While I have no doubt Collins has done more than his fare share of reasearch to write these books, one area he seemed to neglect is the chapter dealing with the Varus Disaster. Collins gives what I feel is a pseudo-historical account concluding that the 17th, 18th, and 19th Legions were annihilated in the middle of the Tuetoburg forest, making a last stand in a hastily built fortification.

He completely failed to mention anything about the overwhelming archaeological evidence found at the base of the Kalkriese berg by Tony Clunn and German archaeologists in the mid 1990's. Nor does he mention the outlying archaeological evidence east of the Kalkriese bottelneck, in the eastern gap of the Wiehengebrige Ridge near Ostercappeln where the remnants of the Roman Army broke out of the forest before finally being destroyed a day later at Kalkriese. Nor does he cite the scatter pattern of artifacts west of Kalkriese which indicate that some of the Roman army broke through the ambush and made a run for it before most were likely mopped up by their pursuers.
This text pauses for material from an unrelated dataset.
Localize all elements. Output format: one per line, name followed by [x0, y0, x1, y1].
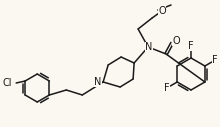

The Germans even built their own earthen and wicker fortifications there indicating that Arminius had likely planned all along to drag the Romans all the way through his Tuetoburg gauntlet before delivering the coup-de-grace at Kalkriese.

Having read both classical and contemporary literature on this subject, and spent three days traversing the battlefield myself, I was very much looking forward to a fresh take on the facts. But the facts, at least in this portion, were ignored.